# pensacola beach peir



## mulletslayer (Oct 9, 2009)

my brother came down from georiga so we decided to go fishing on the peir for the bonitos just for fun . 

so for three days we would get up at the but crack of dawn and head for the peir but no bonitos :banghead 

so he had to get back to georiga for a funeral the morning after he leaves the bobos show up and i end up catching 

nice bull red just sucks little bro missed it .


----------



## surfstryker (Sep 28, 2007)

I hate it when that happens. At least you can send him a pic.


----------



## Yaksquatch (Mar 23, 2009)

Nice fish.
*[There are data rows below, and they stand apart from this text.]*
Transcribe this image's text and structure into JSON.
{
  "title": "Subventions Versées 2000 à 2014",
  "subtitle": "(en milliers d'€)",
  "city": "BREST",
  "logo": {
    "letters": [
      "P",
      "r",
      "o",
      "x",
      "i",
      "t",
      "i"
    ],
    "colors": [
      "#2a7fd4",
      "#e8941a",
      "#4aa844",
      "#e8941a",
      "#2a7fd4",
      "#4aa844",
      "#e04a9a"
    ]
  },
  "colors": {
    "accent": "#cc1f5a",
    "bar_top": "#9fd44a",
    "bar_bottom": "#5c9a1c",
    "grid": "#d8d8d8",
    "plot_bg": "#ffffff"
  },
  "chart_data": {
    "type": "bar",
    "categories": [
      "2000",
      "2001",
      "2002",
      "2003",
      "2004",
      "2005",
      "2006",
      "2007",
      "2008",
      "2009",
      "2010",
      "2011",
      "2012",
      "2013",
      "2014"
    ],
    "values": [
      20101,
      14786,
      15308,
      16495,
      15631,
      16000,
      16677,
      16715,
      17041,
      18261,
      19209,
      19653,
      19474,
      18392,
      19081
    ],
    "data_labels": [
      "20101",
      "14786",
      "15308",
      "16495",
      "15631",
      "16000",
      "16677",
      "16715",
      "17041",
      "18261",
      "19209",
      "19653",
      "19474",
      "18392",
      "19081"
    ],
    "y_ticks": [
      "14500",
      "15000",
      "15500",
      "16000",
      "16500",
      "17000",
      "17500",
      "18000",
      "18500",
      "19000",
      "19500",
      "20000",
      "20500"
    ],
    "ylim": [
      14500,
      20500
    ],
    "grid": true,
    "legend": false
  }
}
How did the water look, still muddy?



Alex


----------



## mulletslayer (Oct 9, 2009)

well went out yesterday water still looks cloudy in gulf and muddy in the bay


----------



## dbuchanan1985 (Dec 29, 2009)

the water is still really muddy in bay


----------



## dbuchanan1985 (Dec 29, 2009)

how is the water looking in the bay today?


----------



## mulletslayer (Oct 9, 2009)

dont really know what it looks like today but yesterday we went tried to go to the escambia river bay mouth and it was 

nasty muddy water and very fast current we could not even get the trolling motor to work due to the current


----------